Chapter 1: The Problem with SharePoint Storage

We've been promised a world where SharePoint, in many ways, becomes our entire intranet. At the very least, SharePoint is marketed as a means of centralizing all our shared data and collaboration efforts. Conference speakers tell us that we should migrate our shared folders into SharePoint, integrate SharePoint with back-end databases, and make SharePoint the "dashboard" for all our users' information needs.

In many regards, SharePoint can do all of that-but the price can be prohibitive. Why? That's what this chapter is all about: The problems that can arise when SharePoint becomes the centerpiece of your information sharing and collaboration. This chapter will define the major challenges and goals for SharePoint content.

Chapter 2: Optimizing SharePoint Storage for Large Content Items

One of the biggest uses of SharePoint is to store large content items. Unfortunately, those are also one of the biggest contributors to massively‐larger SQL Server databases, slower database performance, and other problems. One of the most important topics in today's SharePoint world is optimizing SharePoint to store these large content items.

What Is "Large Content?"

Large content, in this context, refers primarily to the file attachments stored within SharePoint. Microsoft refers to this kind of content as unstructured data, as opposed to the more structured, relational data normally stored in a database.

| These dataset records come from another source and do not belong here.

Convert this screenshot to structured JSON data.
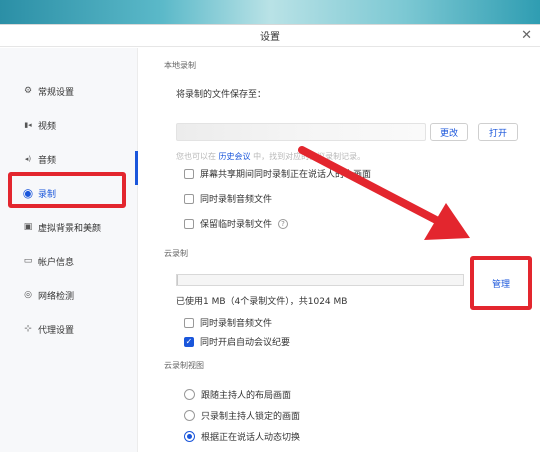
{
  "window": {
    "title": "设置",
    "close_glyph": "✕"
  },
  "sidebar": {
    "items": [
      {
        "label": "常规设置",
        "icon": "gear-icon",
        "glyph": "⚙"
      },
      {
        "label": "视频",
        "icon": "video-icon",
        "glyph": "▮◂"
      },
      {
        "label": "音频",
        "icon": "audio-icon",
        "glyph": "◂)"
      },
      {
        "label": "录制",
        "icon": "record-icon",
        "glyph": "◉",
        "active": true
      },
      {
        "label": "虚拟背景和美颜",
        "icon": "background-icon",
        "glyph": "▣"
      },
      {
        "label": "帐户信息",
        "icon": "account-icon",
        "glyph": "▭"
      },
      {
        "label": "网络检测",
        "icon": "network-icon",
        "glyph": "◎"
      },
      {
        "label": "代理设置",
        "icon": "proxy-icon",
        "glyph": "⊹"
      }
    ]
  },
  "local": {
    "section_title": "本地录制",
    "save_label": "将录制的文件保存至：",
    "change_button": "更改",
    "open_button": "打开",
    "hint_prefix": "您也可以在",
    "hint_link": "历史会议",
    "hint_suffix": "中，找到对应的会议录制记录。",
    "options": [
      {
        "label": "屏幕共享期间同时录制正在说话人的小画面",
        "checked": false
      },
      {
        "label": "同时录制音频文件",
        "checked": false
      },
      {
        "label": "保留临时录制文件",
        "checked": false,
        "help": "?"
      }
    ]
  },
  "cloud": {
    "section_title": "云录制",
    "usage_text": "已使用1 MB（4个录制文件），共1024 MB",
    "usage_fraction": 0.001,
    "manage_button": "管理",
    "options": [
      {
        "label": "同时录制音频文件",
        "checked": false
      },
      {
        "label": "同时开启自动会议纪要",
        "checked": true,
        "check_glyph": "✓"
      }
    ]
  },
  "cloud_view": {
    "section_title": "云录制视图",
    "options": [
      {
        "label": "跟随主持人的布局画面",
        "checked": false
      },
      {
        "label": "只录制主持人锁定的画面",
        "checked": false
      },
      {
        "label": "根据正在说话人动态切换",
        "checked": true
      }
    ]
  },
  "colors": {
    "accent": "#1a56db",
    "highlight": "#e3262e"
  }
}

As outlined in the previous chapter, SQL Server's default means of storing this kind of data is as a Binary Large Object (BLOB), usually stored in a column defined with the varbinary() type. Physically, SQL Server keeps a pointer on the actual data page, and spreads the BLOB data across several pages. Figure 2.1 illustrates how the row data page provides a pointer to sequential BLOB pages.

Figure 2.1: BLOB storage in a SQL Server database.

Chapter 3: Optimizing SharePoint Storage for External or Legacy Content

Shared folders. External databases. Even media files—audio, video, and so on. We want it all in SharePoint so that it's version-controlled, secured, and searchable—but can we afford to bloat the SharePoint database with that much content? Adding all that content will not only result in a pretty sizable SharePoint database but also take up a lot of expensive SharePoint storage. However, with the right tools and techniques, you can bring that content "into" SharePoint, while keeping it stored "outside," helping to optimize your SharePoint storage and maintain a smaller, more manageable SharePoint content database.

Chapter 4: Optimizing SharePoint Storage for Dormant and Archived Content
Do we really need to keep every version of every file in the SharePoint database forever? Probably not—but where do you draw the line? How can you maximize your version history while minimizing your storage impact? Better yet, how can you take advantage of your existing tiered storage—including tape storage—to archive content without creating a SharePoint database that just grows and grows and grows? Chapter 4 explores these considerations and offers effective ways to optimize SharePoint storage for dormant and archived data.